Çeki elinde bulunduran hamilin, çeki kötü niyetle veya ağır kusurla iktisap etmiş olmadıkça geri vermekle yükümlü olmayacağını öngören TTK’nın 792. maddesi karşısında, hamil çekin sahte ve tahrif edilmiş olduğunu biliyor veya söz gelimi çek üzerinde bu eylemlerin varlığı belli olan hallerde bilmesi gerektiği kabul edilebiliyor ise bankanın bu kişiye rücu hakkının tanınabileceği, başka bir anlatımla, hamil kötüniyetli ise, bankanın, bu paranın kendisine geri verilmesini hamilden isteyeceği, iyiniyetli hamile ise hataen ödeme sebebiyle başvurma imkanının olmadığı, sahte veya tahrif edilmiş çeki ödeyerek zarara uğrayan bankanın ancak bu fiilin failinden zararının tazminini isteyebileceği(Yargıtay 11. HD. 2012/17465 E. 2013/15363 K.), davacı tarafça dosyaya sunulan delillerden davalının çeki kötüniyetle veya ağır kusurla iktisap ettiği hususunun davacı banka tarafından ispatlanamadığı, davalının çeki cirantadan ciro aldığı, basiretli bir tacir olan davacı bankanın yaptığı kontrollere rağmen çekin sahte olduğunu anlayamaması karşısında davalının çekin sahte olduğunu anlamasının veya bilmesinin beklenemeyeceği, bu suretle davalının iyiniyetli hamil olduğu, aksinin ise ispatlanamadığı, davacı tarafça açıkça yemin deliline de başvurulmadığı, davacı bankanın yeterli istihbari araştırma yapmadığından TTK 18/2 gereği basiretli bir tacir gibi davranma yükümlülüğünü yerine getirmediği değerlendirilmiştir.

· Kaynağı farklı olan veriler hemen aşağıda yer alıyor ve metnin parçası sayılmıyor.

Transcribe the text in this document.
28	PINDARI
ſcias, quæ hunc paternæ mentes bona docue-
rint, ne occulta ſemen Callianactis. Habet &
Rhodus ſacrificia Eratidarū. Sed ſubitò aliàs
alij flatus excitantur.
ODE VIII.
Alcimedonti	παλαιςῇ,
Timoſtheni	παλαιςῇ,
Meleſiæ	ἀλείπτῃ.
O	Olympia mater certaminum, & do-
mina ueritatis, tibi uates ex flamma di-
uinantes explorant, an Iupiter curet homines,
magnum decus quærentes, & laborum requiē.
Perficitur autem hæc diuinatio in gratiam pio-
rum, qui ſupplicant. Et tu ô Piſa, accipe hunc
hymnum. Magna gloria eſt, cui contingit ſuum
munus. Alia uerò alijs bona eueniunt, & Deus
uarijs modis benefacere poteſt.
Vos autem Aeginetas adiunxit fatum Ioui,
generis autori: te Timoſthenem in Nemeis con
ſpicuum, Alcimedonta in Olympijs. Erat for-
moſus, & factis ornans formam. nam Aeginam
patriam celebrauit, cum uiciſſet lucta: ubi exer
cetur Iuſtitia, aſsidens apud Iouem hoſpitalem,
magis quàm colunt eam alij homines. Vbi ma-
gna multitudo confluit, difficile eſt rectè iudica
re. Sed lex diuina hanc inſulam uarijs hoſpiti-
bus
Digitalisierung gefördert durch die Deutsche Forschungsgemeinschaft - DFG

Sebepsiz zenginleşme kanundan doğan borçlardan olup, Borçlar Kanunu’nun 77.-87. maddeleri arasında düzenlenmiştir. Sebepsiz zenginleşmeden doğan borç ilişkisinde haklı bir sebep olmaksızın başka bir şahıs aleyhine zenginleşen kimsenin malvarlığında meydana gelen artışın (zenginleşmenin) aynen veya nakden iadesi söz konusudur. O halde sebepsiz zenginleşmenin koşulu haklı bir sebep olmaksızın bir kimsenin diğeri aleyhine zenginleşmesidir. Somut olayda, davalının yapmış olduğu ticari ilişkiye istinaden çeki geçerli bir ciro ile cirantadan elde ettiğinden haklı bir sebebe dayanarak elde etmiştir. O halde sebepsiz zenginleşmenin koşullarının somut olay bakımından oluştuğunu söyleyemeyiz.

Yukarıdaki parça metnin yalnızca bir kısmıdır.